Friday morning I met with my oncologist to discuss the results of some scans that took place the previous evening.
I have a recurrence of colon cancer in my liver.
This re-staging means that my diagnosis has been upgraded to Stage IV.
What this means for my treatment remains up in the air, probably for a few more days, as my care team explores my options.
…and there are options.
My imaging and medical history will be presented at my cancer centre’s tumour board, where a team of specialists will review my new scans and help to carve a path forward.
Colon cancer is unique compared to other cancers because if it only spreads to the liver, curative treatment can still be part of the plan.
The availability of curative treatment for me hinges on whether or not the lesions in my liver can be surgically removed. Things get a whole lot more complicated if surgery isn’t an option, though there are still avenues of treatment available to me.
Should I hear that surgery is not an option, I’ll seek a referral to the cancer centre in Toronto for a second opinion.
We’ll be getting into questions of arcane treatments that I dare not speculate on at this point, but I don’t want to leave any stones unturned here.
The number of people I know who’ve beat colon cancer deemed medically incurable gives me a lot of hope, here.
How am I taking it?
I’m doing fine.
After the news yesterday, Shannon and I went out for a couple of pints and some tacos for Cinco de Mayo.

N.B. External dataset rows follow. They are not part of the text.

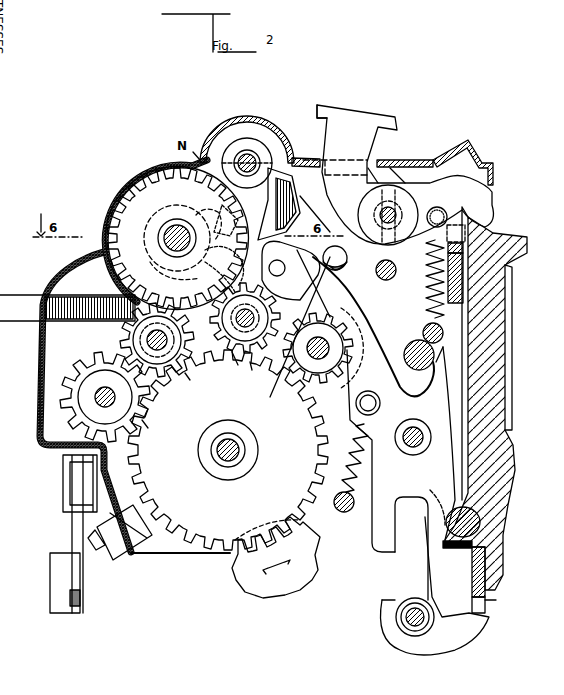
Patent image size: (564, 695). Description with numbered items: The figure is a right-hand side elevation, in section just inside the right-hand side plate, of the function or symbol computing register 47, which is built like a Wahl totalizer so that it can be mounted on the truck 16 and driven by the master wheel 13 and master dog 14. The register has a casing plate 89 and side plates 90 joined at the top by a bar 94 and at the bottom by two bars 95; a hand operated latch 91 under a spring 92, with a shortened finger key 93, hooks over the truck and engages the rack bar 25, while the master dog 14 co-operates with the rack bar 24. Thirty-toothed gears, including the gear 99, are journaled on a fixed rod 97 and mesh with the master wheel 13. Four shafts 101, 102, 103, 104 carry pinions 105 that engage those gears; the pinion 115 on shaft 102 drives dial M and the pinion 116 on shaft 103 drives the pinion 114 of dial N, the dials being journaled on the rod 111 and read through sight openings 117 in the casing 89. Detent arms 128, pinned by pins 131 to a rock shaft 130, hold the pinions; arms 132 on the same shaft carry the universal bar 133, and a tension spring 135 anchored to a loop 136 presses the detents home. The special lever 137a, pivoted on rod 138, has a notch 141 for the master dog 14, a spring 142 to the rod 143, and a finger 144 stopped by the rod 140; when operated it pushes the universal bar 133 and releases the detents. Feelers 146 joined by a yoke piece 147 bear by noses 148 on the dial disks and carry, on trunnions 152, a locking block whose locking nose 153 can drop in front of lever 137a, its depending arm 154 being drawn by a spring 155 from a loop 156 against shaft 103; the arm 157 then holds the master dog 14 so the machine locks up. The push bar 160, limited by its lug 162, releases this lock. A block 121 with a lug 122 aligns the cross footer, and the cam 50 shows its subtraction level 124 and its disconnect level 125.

The master wheel 13 is at (250, 590).
The master dog 14 is at (390, 606).
The truck 16 is at (500, 236).
The rack bar 24 is at (498, 600).
The rack bar 25 is at (436, 322).
The function or symbol computing register 47 is at (24, 380).
The cam 50 is at (70, 529).
The casing plate 89 is at (63, 276).
The side plates 90 is at (175, 553).
The hand operated latch 91 is at (465, 184).
The spring 92 is at (430, 252).
The finger key 93 is at (388, 122).
The bar 94 is at (400, 162).
The bars 95 is at (135, 550).
The fixed rod 97 is at (236, 462).
The gear 99 is at (176, 528).
The shaft 101 is at (105, 397).
The shaft 102 is at (133, 338).
The shaft 103 is at (224, 322).
The shaft 104 is at (323, 348).
The pinions 105 is at (230, 390).
The shaft or rod 111 is at (167, 234).
The pinion 114 is at (175, 163).
The pinion 115 is at (192, 383).
The pinion 116 is at (252, 372).
The sight openings 117 is at (130, 180).
The block 121 is at (452, 508).
The lug 122 is at (455, 549).
The level 124 is at (70, 613).
The level 125 is at (81, 601).
The arms 128 is at (292, 182).
The rock shaft 130 is at (248, 155).
The pins 131 is at (222, 140).
The arms 132 is at (322, 197).
The universal bar 133 is at (358, 266).
The tension spring 135 is at (228, 218).
The loop 136 is at (203, 216).
The lever 137a is at (356, 304).
The rod 138 is at (420, 431).
The rod 140 is at (417, 341).
The notch 141 is at (406, 509).
The spring 142 is at (368, 465).
The rod 143 is at (353, 497).
The finger 144 is at (445, 377).
The feeler 146 is at (296, 246).
The yoke piece 147 is at (296, 198).
The nose 148 is at (224, 263).
The trunnions 152 is at (283, 258).
The locking nose 153 is at (300, 256).
The depending arm 154 is at (272, 394).
The spring 155 is at (215, 277).
The loop 156 is at (175, 271).
The arm 157 is at (433, 555).
The key or push bar 160 is at (27, 316).
The lug 162 is at (60, 322).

This morning I went for a nice trail walk with a friend. Tomorrow I’m getting my port flushed and meeting up with a different friend to catch up.
Really, I’m doing fine. It’s everyone else that I’m worried about.
I’ve been operating with the knowledge that a cancer recurrence was a probability for me. It’s just disappointing that it’s so soon after finishing my treatment.
It’s nobody’s fault: modern oncology only reaches so far. My disappointment is that my first round of treatment failed.
From the outset, we knew it was a long shot.
I’ll just do what I can. Keep. Fucking. Going.